Tal Ben-Shahar writes the following in “Happier”, his introductory book into the field of positive psychology: “The proper role of goals is to liberate us, so we can focus on the here and now.” In order to help us have a fulfilling life, our activities should both be meaningful and pleasurable. In this sense, meaning means to have a long term goal, pleasurable means to have a short term goal.
When I was involved in sequential, waterfall-like projects, people always lost sight of the short term goal. Are sequential projects at odds with human happiness?
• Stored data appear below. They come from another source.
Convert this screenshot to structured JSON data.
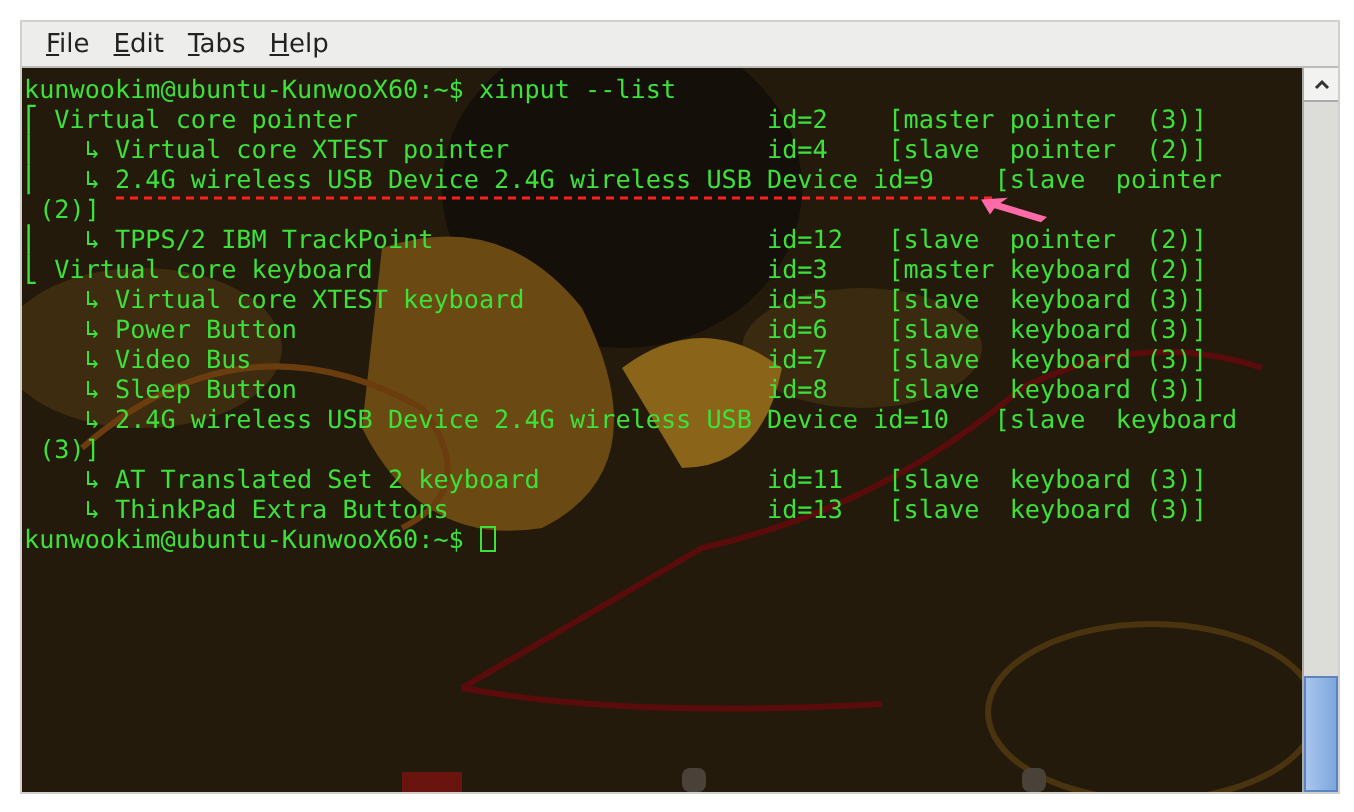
{
  "menu": [
    {
      "label": "File"
    },
    {
      "label": "Edit"
    },
    {
      "label": "Tabs"
    },
    {
      "label": "Help"
    }
  ],
  "terminal": {
    "lines": [
      "kunwookim@ubuntu-KunwooX60:~$ xinput --list",
      "⎡ Virtual core pointer                           id=2    [master pointer  (3)]",
      "⎜   ↳ Virtual core XTEST pointer                 id=4    [slave  pointer  (2)]",
      "⎜   ↳ 2.4G wireless USB Device 2.4G wireless USB Device id=9    [slave  pointer",
      " (2)]",
      "⎜   ↳ TPPS/2 IBM TrackPoint                      id=12   [slave  pointer  (2)]",
      "⎣ Virtual core keyboard                          id=3    [master keyboard (2)]",
      "    ↳ Virtual core XTEST keyboard                id=5    [slave  keyboard (3)]",
      "    ↳ Power Button                               id=6    [slave  keyboard (3)]",
      "    ↳ Video Bus                                  id=7    [slave  keyboard (3)]",
      "    ↳ Sleep Button                               id=8    [slave  keyboard (3)]",
      "    ↳ 2.4G wireless USB Device 2.4G wireless USB Device id=10   [slave  keyboard",
      " (3)]",
      "    ↳ AT Translated Set 2 keyboard               id=11   [slave  keyboard (3)]",
      "    ↳ ThinkPad Extra Buttons                     id=13   [slave  keyboard (3)]"
    ],
    "prompt": "kunwookim@ubuntu-KunwooX60:~$"
  }
}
Positive psychology is a surprising field. Mostly in that it took so long before anyone thought of it. The basic premise is to use scientific and statistic methods to study what makes people happy. Much of the results are exactly what we would expect from pithy sayings and folk wisdom. Some results are very unexpected. In his fascinating talk on happiness, Dan Gilbert stresses one of these surprising results: Impact bias. Impact bias “is the tendency for people to overestimate the length or the intensity of future feeling states.” [wikipedia] In other words, someone who wins the lottery is no happier a year later than someone who ended up in a wheelchair after an accident. http://static.videoegg.com/ted/flash/loader.swf Tal Ben-Shahar also stresses the futility of the rat racer mentality. When we sacrifice our current interests because of a large, long term goal, we will ultimately find that fulfilling this goal will feel unsatisfying. When we sacrifice delivering functionality now and instead work overtime to meet some huge looming deadline years down the road, we will probably feel dissatisfied with our work. As in all things, the main goal is to restrain our own ambition. To quote Dan Gilbert again:
Yes, some things are better than others. We should have preferences that lead us into one future over another. But when those preferences drive us too hard or too fast, because we’ve overrated the difference between these futures, we are at risk. When our ambitions are bounded, it leads us to work joyfully. When our ambitions are unbounded, it leads us to lie, to cheat, to steal, to hurt others, to sacrifice things of real value.
To me, waterfall will always be the cult of the unbounded ambitions.